Cooking Class: The Fundamentals of Modern Sauces
Last Saturday I had the pleasure of attending my very first cooking class. A friend's mother had signed up for the class but could no longer attend, so she asked me if I was interested, of course I was interested! The class took place at the Kitchen Window Cooking School (in Calhoun Square) and was taught by Chef Brian Storey. I was sort of nervous on my way to the class, I didn't really know what to expect, and I wasn't sure how my skills would compare to others' skills. These classes are taught in groups of six and I was lucky enough to end up in a group that was fun to cook with and had some skill in the kitchen, so my nerves quickly vanished.

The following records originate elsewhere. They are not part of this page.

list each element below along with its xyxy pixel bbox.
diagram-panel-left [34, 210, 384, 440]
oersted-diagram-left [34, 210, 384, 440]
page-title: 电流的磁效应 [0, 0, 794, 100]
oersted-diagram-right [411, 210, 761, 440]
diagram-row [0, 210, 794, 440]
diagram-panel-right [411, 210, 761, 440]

Going into the class I also wasn't sure what exactly classified a sauce as modern. I know what the traditional sauces are and learned that everything else is considered a modern sauce. Easy enough. Many sauces were on the night's agenda, but sadly we did not have the time to make them all. Below is a list of all the sauces we planned on making, grouped as the Chef grouped them. We never got to the pestos (although we did make Chimichurri and a Romesco sauce) or the purees and most disappointing to me we never made the Homemade Ketchup - I'll be trying that one at home soon.
Citron vinaigrette, Sherry vinaigrette, Champagne vinaigrette, Balsamic vinaigrette, Thai vinaigrette
Mayonnaise, Green Goddess dressing, Smoked Paprika aioli, Buttermilk Blue Cheese dressing
Tarragon & Shallot sabayon, Hollandaise sauce
Spinach Walnut pesto, Basil pesto, Edamame pesto, Green Bean Hazelnut pesto, Chimichurri, Romesco sauce
Parsnip puree, Carrot puree, Cauliflower & Horseradish puree, Sweet Tomato jam, Homemade Ketchup, Cocktail sauce
White Wine & Dijon pan sauce, Three Peppercorn pan sauce, Peanut-Ginger pan sauce
In the end it was a great experience and I'm glad I went. I learned a bit and had a fun time with complete strangers. The Chef made my night when he said my White Wine & Dijon pan sauce was "outstanding." I think I will go again.
I love the idea of a 'sauce' class...very practical.